Maria Escolar, neurodevelopmental pediatrician and clinical researcher from the University of Pittsburgh, spoke about her efforts to examine the natural history of lysosomal storage disorders in children, a project designed to drive selection of appropriate biomarkers for comparing treatment recipients to affected and healthy subjects. For instance, the brain reaches 80-90% of the adult brain volume after just two years of age—pediatricians typically measure head growth during this stage because it correlates with brain growth. But this metric does not capture the complex changes in connectivity that occur during development. Moreover, most pediatric tools that test for cognitive ability are designed to capture one-time assessments, rather than longitudinal ones. Thus, if these metric snapshots appear to indicate that a child with lysosomal storage disorders is below normal when in fact the patient is learning but at a slower speed than normal, clinicians might assume the child is not improving overall. To help rectify this, her group created a practical guide laying out more nuanced ways to understand development of these children. They found that a more effective way to assess development is to do repeated measures over time and to factor in numerous, diverse measurements of developmental equivalence that took into account different areas of development expressive language, gross and fine motor function, and cognitive ability, among others to help identify impact on several functional areas. Diffusion tensor imaging is one such tool that Escolar and her group used in natural history studies of the diseases. Imaging the corticospinal tract, a bundle of nerve fibers that relays action potentials from the brain to the spinal cord, can reveal the shape and integrity of the tract in infants within their first weeks. In infants with Krabbe’s disease, which results in severe motor dysfunction within three months, the severity of symptoms and effectiveness of treatment could be predicted by the diminished integrity of the corticospinal tract. Through quantitative and standardized imaging, doctors could greatly enhance the likelihood of successful treatment by interceding long before symptoms become visible through other measures.

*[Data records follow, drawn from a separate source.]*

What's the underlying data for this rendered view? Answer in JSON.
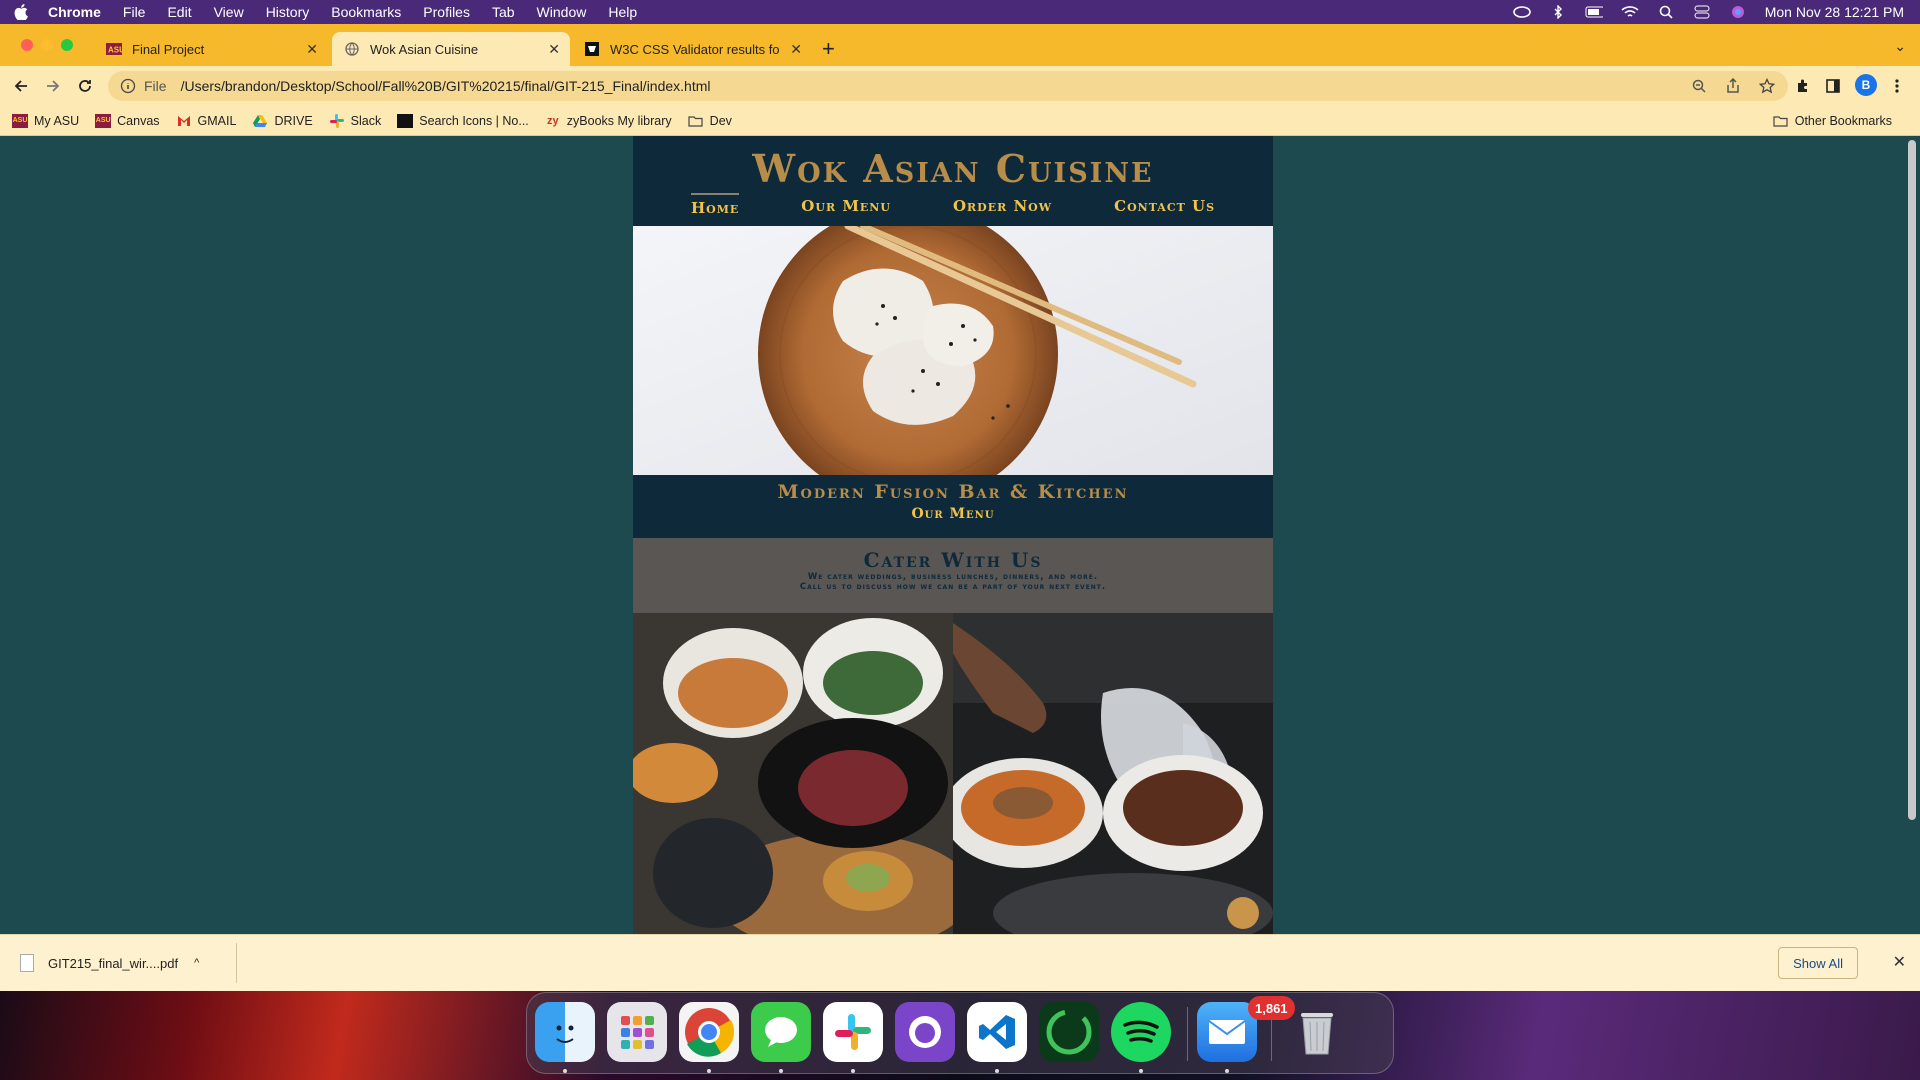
{
  "menubar": {
    "app": "Chrome",
    "items": [
      "File",
      "Edit",
      "View",
      "History",
      "Bookmarks",
      "Profiles",
      "Tab",
      "Window",
      "Help"
    ],
    "clock": "Mon Nov 28  12:21 PM"
  },
  "tabs": [
    {
      "title": "Final Project",
      "favicon": "asu-icon",
      "active": false
    },
    {
      "title": "Wok Asian Cuisine",
      "favicon": "globe-icon",
      "active": true
    },
    {
      "title": "W3C CSS Validator results for",
      "favicon": "w3c-icon",
      "active": false
    }
  ],
  "omnibox": {
    "scheme": "File",
    "url": "/Users/brandon/Desktop/School/Fall%20B/GIT%20215/final/GIT-215_Final/index.html"
  },
  "profile_initial": "B",
  "bookmarks": [
    {
      "label": "My ASU",
      "icon": "asu-icon"
    },
    {
      "label": "Canvas",
      "icon": "asu-icon"
    },
    {
      "label": "GMAIL",
      "icon": "gmail-icon"
    },
    {
      "label": "DRIVE",
      "icon": "drive-icon"
    },
    {
      "label": "Slack",
      "icon": "slack-icon"
    },
    {
      "label": "Search Icons | No...",
      "icon": "noun-project-icon"
    },
    {
      "label": "zyBooks My library",
      "icon": "zybooks-icon"
    },
    {
      "label": "Dev",
      "icon": "folder-icon"
    }
  ],
  "other_bookmarks": "Other Bookmarks",
  "site": {
    "title": "Wok Asian Cuisine",
    "nav": [
      "Home",
      "Our Menu",
      "Order Now",
      "Contact Us"
    ],
    "tagline": "Modern Fusion Bar & Kitchen",
    "menu_link": "Our Menu",
    "cater_title": "Cater With Us",
    "cater_line1": "We cater weddings, business lunches, dinners, and more.",
    "cater_line2": "Call us to discuss how we can be a part of your next event."
  },
  "download": {
    "filename": "GIT215_final_wir....pdf",
    "show_all": "Show All"
  },
  "dock": {
    "apps": [
      "finder",
      "launchpad",
      "chrome",
      "messages",
      "slack",
      "github-desktop",
      "vscode",
      "spotify-like",
      "spotify",
      "mail",
      "trash"
    ],
    "mail_badge": "1,861"
  },
  "colors": {
    "page_bg": "#1c4a4f",
    "header_bg": "#0e2a3a",
    "gold": "#b88d4a",
    "nav_yellow": "#f2c34a",
    "cater_bg": "#5a5654",
    "tab_strip": "#f6b92b"
  }
}
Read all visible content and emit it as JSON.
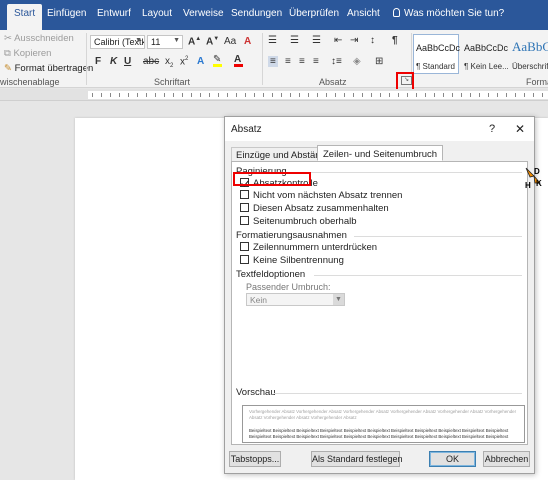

In the final presentation Katherine High of Spark Therapeutics, described the process of developing gene therapies for genetic disorders with no previously established metrics or a history of treatment. Inherited blindness, caused by mutations in the retinal pigment epithelia 65 (rpe65) gene is a disease that—unlike other rare diseases—had neither existing therapeutics nor any natural history studies. The rpe65 gene normally codes for an enzyme required in the regeneration of cis-retinal, a molecule photoreceptors rely upon for normal vision function. In preclinical trials on canine models of rpe65-mediated blindness, injecting AAV2 carrying the rpe65 gene into the sub-retinal space restored vision. During clinical trials however, many questions arose as to what the appropriate controls were, how to estimate the size of a phase III study, and what to do about the lack of natural history studies examining the normal disease progression. High and her group thus collected a wide variety of outcome measures, such as visual acuity and visual field, in addition to developing a new metric: a multi-luminance mobility test, to assess functional vision. This test required patients to navigate a maze of physical barriers under varying levels of illumination, ranging from a mere nightlight to a brightly lit office. Researchers then compared the dimmest level at which individuals passed before treatment and a year after. In addition, they conducted the battery of tests in groups with normal vision, with other visual impairments, and in those who had not yet received treatment. Tested a year after gene therapy, patients receiving treatment passed the mobility test at a significantly lower light intensity.